Call me a Duckworth-Lewis squib, but it's the Indian Premier League (IPL) we're talking about. What did you expect? Proceedings against bribes paid for a role in The Swan Lake at the Bolshoi Ballet leading to the Tchaikovsky estate's dissolution?
Like all successful entertainment platforms, the IPL, too, works on the fundamental principle of a willing suspension of disbelief. To put it less obtusely for non-laudanum addicts, this means selling a product to consumers who are willing to pretend that it's the 'real thing'.
Cricket may be a key ingredient to the IPL, even critical to it. But to confuse it with Test and one-day cricket - you know, the boring stuff that only cricket boffins follow - is to make the same mistake that an old elderly neighbour of mine once made when she mistook Dara Singh in Ramanand Sagar's 1980s mega-hit TV series Ramayan as the real Hanuman (whatever a 'real Hanuman' means).
And talking of Mr Bajrang Bali, if there's one person who knows the difference between cricket and show cricket, it's Vindoo Dara Singh, the son of Rustum-e-Bharat a.k.a. Dara Singh. Poor Vindoo's been hauled off by the cops for playing a 'key' role in the latest spot-fixing episode involving crime syndicates and cricketers like Sreesanth and two others whose names I really can't be bothered to remember or Google search. Growing up, little Vindoo must have known what his dad was up to and what made Dara Singh Sr a national hero: the art of professional wrestling.
Like the dead serious-sounding Indian Premier League, the term 'professional wrestling' sounds, well, professional. But professional wrestling is about performance arts and theatre along with certain skills and the brawn required in Greco-Roman and freestyle wrestling - the genuine stuff you saw in the Olympics and got excited about only when you heard about Sushil Kumar winning a medal.
Pro wrestling, in Dara Singh's time as is the case today, is all about spectacle, about mixing skills and theatre. Insiders call it 'kayfabe', by which staged matches, moves and rivalries are showcased as being genuine.
But here's the beauty of it: not only does the spectator pretend not to know that the outcome of a match has been pre-determined, he doesn't care. The thrill is in following the moves and the banter without knowing how a match has been fixed. But it's critical that no one - not the wrestlers, not the organisers, not the fans - talks about this open secret. (The switch in the name of the American wrestling-entertainment company World Wrestling Federation (WWF) to World Wrestling Entertainment (WWE) in 2000 didn't make pro wrestling authorities nervous because the World Wildlife Fund had sued, but because the word 'entertainment' was out in the open.)
How genuine competitive wrestling found a lucrative off-shoot in pro wrestling is blurry. But historians agree that it probably started in carnivals in America. Until the late 1920s, the 'Iron Man' was seen as a sportsman challenging anyone to a bout. This was a genuine fight, with wrestlers and organisers unaware of who would be picking up the challenge. By the 1930s, some enterprising bloke realised there was pure entertainment to be tapped. And for that, the fights had to be controlled.
Which is what former vice-president of the Board of Control for Cricket in India (BCCI) Lalit Modi did in 2008 when he used the Twenty20 format, introduced in 2003 in English county cricket, to invent the IPL. This was a shorter, glitzier, less officious version of cricket. It looked like cricket, felt like cricket, was almost cricket, but never quite cricket.
Now, I've enjoyed IPL matches off and on the way I've enjoyed literature festivals. But I don't mix IPL up with cricket the same way I don't mix up a William Dalrymple book of history with a historical novel by Bani Basu, never mind judging them with the same set of parameters.
But here's the paradox: the moment you realise IPL's not really cricket, the whole edifice crumbles. Which is also why we're seeing the latest spot-fixing charges being judged in the same way as the damning match-fixing charges in real cricket involving Mohammad Azharuddin, Ajay Jadeja, Hanse Cronje, and the spot-fixing charges against Pakistani cricketers.

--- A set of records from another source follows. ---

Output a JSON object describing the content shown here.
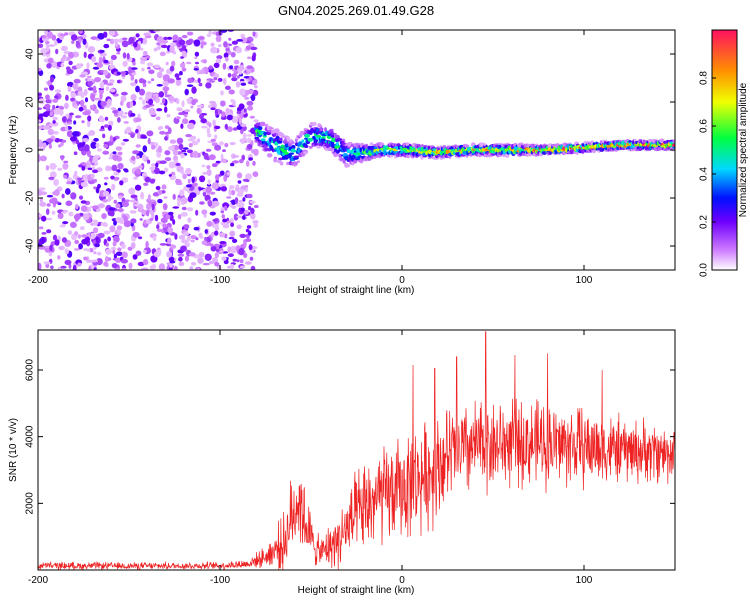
{
  "title": "GN04.2025.269.01.49.G28",
  "chart_data": [
    {
      "type": "heatmap",
      "title": "GN04.2025.269.01.49.G28",
      "xlabel": "Height of straight line (km)",
      "ylabel": "Frequency (Hz)",
      "xlim": [
        -200,
        150
      ],
      "ylim": [
        -50,
        50
      ],
      "xticks": [
        -200,
        -100,
        0,
        100
      ],
      "xtick_labels": [
        "-200",
        "-100",
        "0",
        "100"
      ],
      "yticks": [
        -40,
        -20,
        0,
        20,
        40
      ],
      "ytick_labels": [
        "-40",
        "-20",
        "0",
        "20",
        "40"
      ],
      "colorbar": {
        "label": "Normalized spectral amplitude",
        "range": [
          0.0,
          1.0
        ],
        "ticks": [
          0.0,
          0.2,
          0.4,
          0.6,
          0.8
        ],
        "tick_labels": [
          "0.0",
          "0.2",
          "0.4",
          "0.6",
          "0.8"
        ]
      },
      "noise_region_end_km": -80,
      "signal_track": [
        {
          "x": -80,
          "freq": 8,
          "spread": 6,
          "amp": 0.55
        },
        {
          "x": -70,
          "freq": 2,
          "spread": 8,
          "amp": 0.5
        },
        {
          "x": -60,
          "freq": -2,
          "spread": 7,
          "amp": 0.5
        },
        {
          "x": -50,
          "freq": 6,
          "spread": 6,
          "amp": 0.5
        },
        {
          "x": -40,
          "freq": 5,
          "spread": 6,
          "amp": 0.55
        },
        {
          "x": -30,
          "freq": -2,
          "spread": 6,
          "amp": 0.5
        },
        {
          "x": -20,
          "freq": -1,
          "spread": 4,
          "amp": 0.6
        },
        {
          "x": -10,
          "freq": 0,
          "spread": 3,
          "amp": 0.65
        },
        {
          "x": 0,
          "freq": 0,
          "spread": 3,
          "amp": 0.7
        },
        {
          "x": 20,
          "freq": -1,
          "spread": 2.5,
          "amp": 0.8
        },
        {
          "x": 40,
          "freq": 0,
          "spread": 2.5,
          "amp": 0.85
        },
        {
          "x": 60,
          "freq": 0,
          "spread": 2.5,
          "amp": 0.85
        },
        {
          "x": 80,
          "freq": 0,
          "spread": 2,
          "amp": 0.9
        },
        {
          "x": 100,
          "freq": 1,
          "spread": 2,
          "amp": 0.95
        },
        {
          "x": 120,
          "freq": 2,
          "spread": 2,
          "amp": 0.95
        },
        {
          "x": 150,
          "freq": 2,
          "spread": 2,
          "amp": 0.95
        }
      ]
    },
    {
      "type": "line",
      "xlabel": "Height of straight line (km)",
      "ylabel": "SNR (10 * v/v)",
      "xlim": [
        -200,
        150
      ],
      "ylim": [
        0,
        7200
      ],
      "xticks": [
        -200,
        -100,
        0,
        100
      ],
      "xtick_labels": [
        "-200",
        "-100",
        "0",
        "100"
      ],
      "yticks": [
        2000,
        4000,
        6000
      ],
      "ytick_labels": [
        "2000",
        "4000",
        "6000"
      ],
      "color": "#ee2222",
      "series": [
        {
          "name": "SNR",
          "envelope": [
            {
              "x": -200,
              "mean": 130,
              "spread": 120
            },
            {
              "x": -150,
              "mean": 120,
              "spread": 110
            },
            {
              "x": -100,
              "mean": 130,
              "spread": 110
            },
            {
              "x": -85,
              "mean": 180,
              "spread": 150
            },
            {
              "x": -75,
              "mean": 400,
              "spread": 300
            },
            {
              "x": -65,
              "mean": 800,
              "spread": 900
            },
            {
              "x": -57,
              "mean": 2200,
              "spread": 1500
            },
            {
              "x": -50,
              "mean": 900,
              "spread": 800
            },
            {
              "x": -45,
              "mean": 500,
              "spread": 400
            },
            {
              "x": -35,
              "mean": 900,
              "spread": 900
            },
            {
              "x": -25,
              "mean": 1600,
              "spread": 1300
            },
            {
              "x": -15,
              "mean": 2100,
              "spread": 1500
            },
            {
              "x": -5,
              "mean": 2300,
              "spread": 1500
            },
            {
              "x": 5,
              "mean": 2600,
              "spread": 1600
            },
            {
              "x": 15,
              "mean": 2900,
              "spread": 1600
            },
            {
              "x": 25,
              "mean": 3400,
              "spread": 1500
            },
            {
              "x": 40,
              "mean": 3700,
              "spread": 1400
            },
            {
              "x": 60,
              "mean": 3800,
              "spread": 1300
            },
            {
              "x": 80,
              "mean": 3800,
              "spread": 1300
            },
            {
              "x": 100,
              "mean": 3700,
              "spread": 1200
            },
            {
              "x": 120,
              "mean": 3600,
              "spread": 1000
            },
            {
              "x": 150,
              "mean": 3500,
              "spread": 900
            }
          ],
          "peaks": [
            {
              "x": 6,
              "y": 6150
            },
            {
              "x": 18,
              "y": 6050
            },
            {
              "x": 30,
              "y": 6400
            },
            {
              "x": 46,
              "y": 7150
            },
            {
              "x": 62,
              "y": 6450
            },
            {
              "x": 80,
              "y": 6500
            },
            {
              "x": 110,
              "y": 6000
            }
          ]
        }
      ]
    }
  ]
}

The problem isn't about fixed IPL games. If all of them are fixed, so what? The problem is that many of the same people in cricket are in the IPL. Mixing the two leads to (willing) spectator confusion and invites cheating in real cricket. And here's the yorker in the blockhole: the BCCI oversees both cricket and funny cricket.
So fix all IPL matches. But keep cricket solely in the purview of cricketing talent and skills. Instead of worthies chugging on about the horrors of greed, money and glamour, get a different set of players for the IPL and a separate private company running the league. Perhaps when players on both teams in a match are paid to lose and both sides have to desperately try to fend off victory will the IPL truly become a competitive sport like strip poker. But then, how do you know that's not already the case, eh Big Boy?